Location
- Harvey Road, Bilborough Nottingham, Nottinghamshire, NG8 3GP England
- Coordinates: 52°57′59″N 1°12′45″W﻿ / ﻿52.9664°N 1.2124°W

Information
- Former name: Hadden Park High School
- Type: Academy
- Motto: Belong, Believe, Achieve
- Local authority: Nottingham City Council
- Trust: Archway Learning Trust
- Department for Education URN: 140369 Tables
- Ofsted: Reports
- Principal: Rachel Frearson
- Gender: Mixed
- Age range: 11–16
- Enrolment: 901 (2025)
- Capacity: 900
- Website: www.bluecoatbeechdale.co.uk
- 1km 0.6miles Bluecoat Beechdale

= Bluecoat Beechdale Academy =

Bluecoat Beechdale Academy (formerly Hadden Park High School, and prior to 2001 Glaisdale Comprehensive) is an 11–16 mixed secondary school with academy status in Bilborough, Nottingham, Nottinghamshire, England. It is part of the Archway Learning Trust.

There was a £11m refurbishment by Inspired Spaces. Hadden Park High School had 10.7% absence in total (8.6% locally, 7.3% nationally) and 12.6% persistent (8.7% locally, 5.9% nationally). Since its launch as Bluecoat Beechdale Academy, attendance has risen above local and national averages, fixed-term exclusions have fallen by more than 50%, the projected budget deficit has been addressed and student numbers have risen sharply after many years of decline.

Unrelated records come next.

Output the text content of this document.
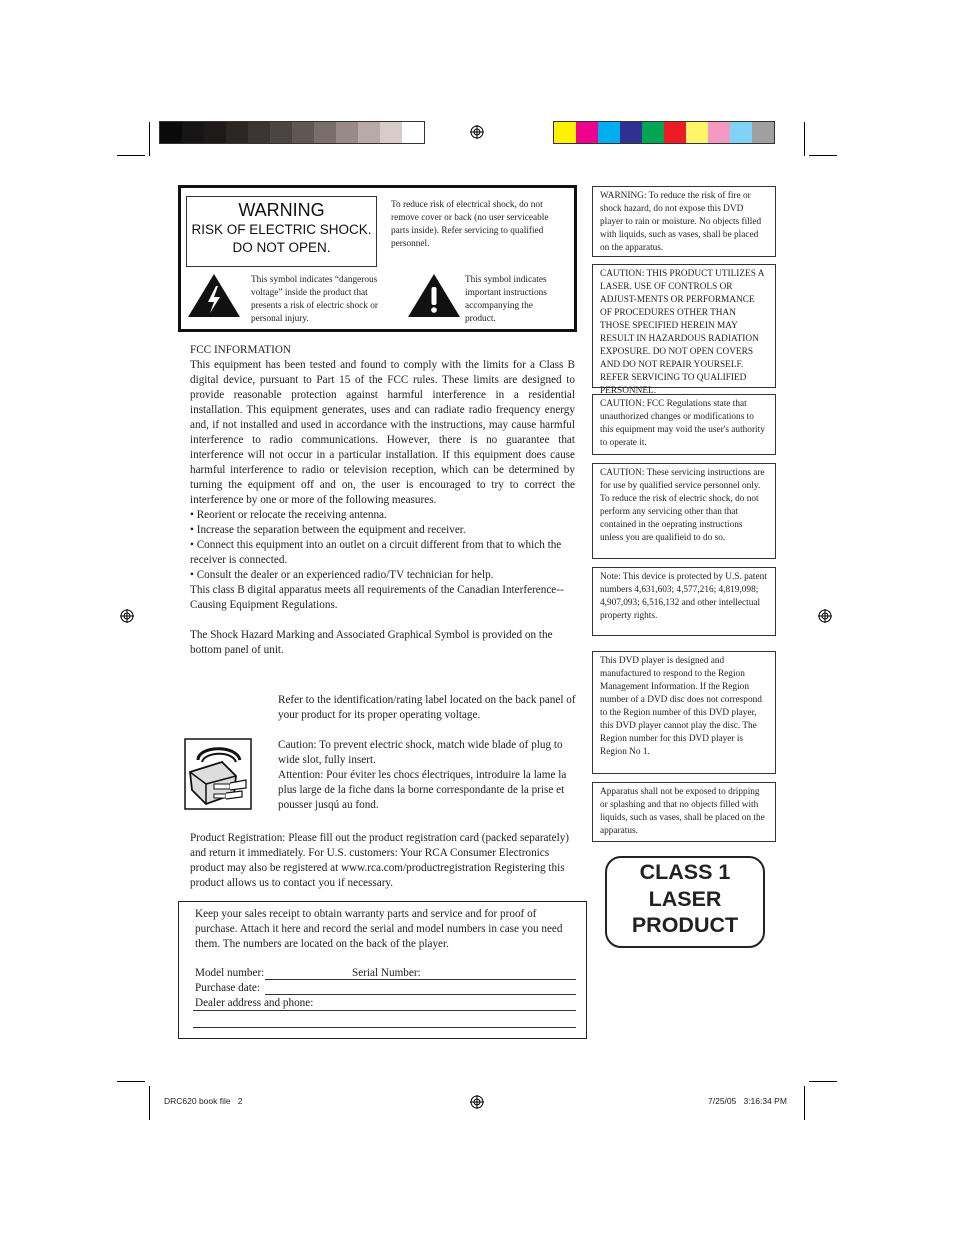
WARNING
RISK OF ELECTRIC SHOCK.
DO NOT OPEN.
To reduce risk of electrical shock, do not remove cover or back (no user serviceable parts inside). Refer servicing to qualified personnel.
This symbol indicates “dangerous voltage” inside the product that presents a risk of electric shock or personal injury.
This symbol indicates important instructions accompanying the product.
FCC INFORMATION
This equipment has been tested and found to comply with the limits for a Class B digital device, pursuant to Part 15 of the FCC rules. These limits are designed to provide reasonable protection against harmful interference in a residential installation. This equipment generates, uses and can radiate radio frequency energy and, if not installed and used in accordance with the instructions, may cause harmful interference to radio communications. However, there is no guarantee that interference will not occur in a particular installation. If this equipment does cause harmful interference to radio or television reception, which can be determined by turning the equipment off and on, the user is encouraged to try to correct the interference by one or more of the following measures.
• Reorient or relocate the receiving antenna.
• Increase the separation between the equipment and receiver.
• Connect this equipment into an outlet on a circuit different from that to which the receiver is connected.
• Consult the dealer or an experienced radio/TV technician for help.
This class B digital apparatus meets all requirements of the Canadian Interference--Causing Equipment Regulations.
The Shock Hazard Marking and Associated Graphical Symbol is provided on the bottom panel of unit.
Refer to the identification/rating label located on the back panel of your product for its proper operating voltage.
Caution: To prevent electric shock, match wide blade of plug to wide slot, fully insert.
Attention: Pour éviter les chocs électriques, introduire la lame la plus large de la fiche dans la borne correspondante de la prise et pousser jusqú au fond.
Product Registration: Please fill out the product registration card (packed separately) and return it immediately. For U.S. customers: Your RCA Consumer Electronics product may also be registered at www.rca.com/productregistration Registering this product allows us to contact you if necessary.
Keep your sales receipt to obtain warranty parts and service and for proof of purchase. Attach it here and record the serial and model numbers in case you need them. The numbers are located on the back of the player.
Model number:	Serial Number:
Purchase date:
Dealer address and phone:
WARNING: To reduce the risk of fire or shock hazard, do not expose this DVD player to rain or moisture. No objects filled with liquids, such as vases, shall be placed on the apparatus.
CAUTION: THIS PRODUCT UTILIZES A LASER. USE OF CONTROLS OR ADJUST-MENTS OR PERFORMANCE OF PROCEDURES OTHER THAN THOSE SPECIFIED HEREIN MAY RESULT IN HAZARDOUS RADIATION EXPOSURE. DO NOT OPEN COVERS AND DO NOT REPAIR YOURSELF. REFER SERVICING TO QUALIFIED PERSONNEL.
CAUTION: FCC Regulations state that unauthorized changes or modifications to this equipment may void the user's authority to operate it.
CAUTION: These servicing instructions are for use by qualified service personnel only. To reduce the risk of electric shock, do not perform any servicing other than that contained in the oeprating instructions unless you are qualifieid to do so.
Note: This device is protected by U.S. patent numbers 4,631,603; 4,577,216; 4,819,098; 4,907,093; 6,516,132 and other intellectual property rights.
This DVD player is designed and manufactured to respond to the Region Management Information. If the Region number of a DVD disc does not correspond to the Region number of this DVD player, this DVD player cannot play the disc. The Region number for this DVD player is Region No 1.
Apparatus shall not be exposed to dripping or splashing and that no objects filled with liquids, such as vases, shall be placed on the apparatus.
CLASS 1
LASER
PRODUCT
DRC620 book file   2	7/25/05   3:16:34 PM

The school became an academy on 1 April 2014.

== Sponsor ==
The Bluecoat Beechdale Academy is sponsored by Bluecoat Academy and was formerly named as Hadden Park High School, In April 2014 Department for Education(DfE) made and renamed Hadden Park High School into Bluecoat Beechdale Academy sponsored by Bluecoat Academies Trust. The school is now sponsored by Archway Learning Trust.